Well, first some gear designed & made in China by Chinese OEMs, is, for all practical purposes, actually barred for import and use in important roles by U.S. companies and gov agencies. Namely, U.S. tech infrastructure companies have been, uh, strongly dissuaded from buying network equipment from Huawei by intelligence agencies and the Department of Homeland Security. (In Congressional testimony, officials have strongly implied that at least in one case they've actually found well-concealed, security-subverting design elements in a product in-the-wild. No details, of course.) So tech designed and/or made China isn't totally, completely without scrutiny & suspicion.
But, of course, if we're talking about what proportion of our personal electronic devices have parts made or assembled by sub-contractors in China, well, yeah, they're basically ubiquitous.
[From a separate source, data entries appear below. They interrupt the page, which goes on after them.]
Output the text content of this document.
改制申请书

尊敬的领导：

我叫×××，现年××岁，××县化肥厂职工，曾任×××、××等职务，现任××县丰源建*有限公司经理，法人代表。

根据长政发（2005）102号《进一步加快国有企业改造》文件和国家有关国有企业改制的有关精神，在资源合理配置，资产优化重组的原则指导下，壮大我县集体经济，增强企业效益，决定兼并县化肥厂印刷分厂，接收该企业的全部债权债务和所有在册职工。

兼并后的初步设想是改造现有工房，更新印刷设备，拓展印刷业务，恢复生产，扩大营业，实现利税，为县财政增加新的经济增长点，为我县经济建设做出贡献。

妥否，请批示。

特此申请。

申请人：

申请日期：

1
However...
Second, for those devices general contractors and OEMs are theoretically able & willing to routinely sample and inspect the elements that their Chinese-based contractors are making and verify that they are to specifications. (Where those specifications have been closely-designed, with all functionality understood.) Even if usually more for purposes of quality assurance than security. Does that always happen with the production of every sub-contracted-out element? [insert lots of derisive laughter here] And, of course, you also have all those devices where the top OEM actually is Chinese (Lenovo, etc.), or where the real-OEM-under-the-logo-OEM is (Foxconn, etc.).
Which leads us to the last, but actually significant consideration:
Third, infecting with malware (or bugging with hardware) the computing devices of targeted Westerners who visit China and then sorting through the information generated as a result is a much, much, much less imposing task than attempting, in a much less targeted way, to (1) slip maliciously-redesigned hardware elements into tens or hundreds of millions consumer devices destined for the West; (2) exfiltrate, collect, and sort through the information produced by them for any actual intelligence of value; and (3) do all that without causing huge new international diplomatic blow-ups when the espionage modifications were inevitably detected. Incidents that probably would result in many few electronic things being made or assembled in China.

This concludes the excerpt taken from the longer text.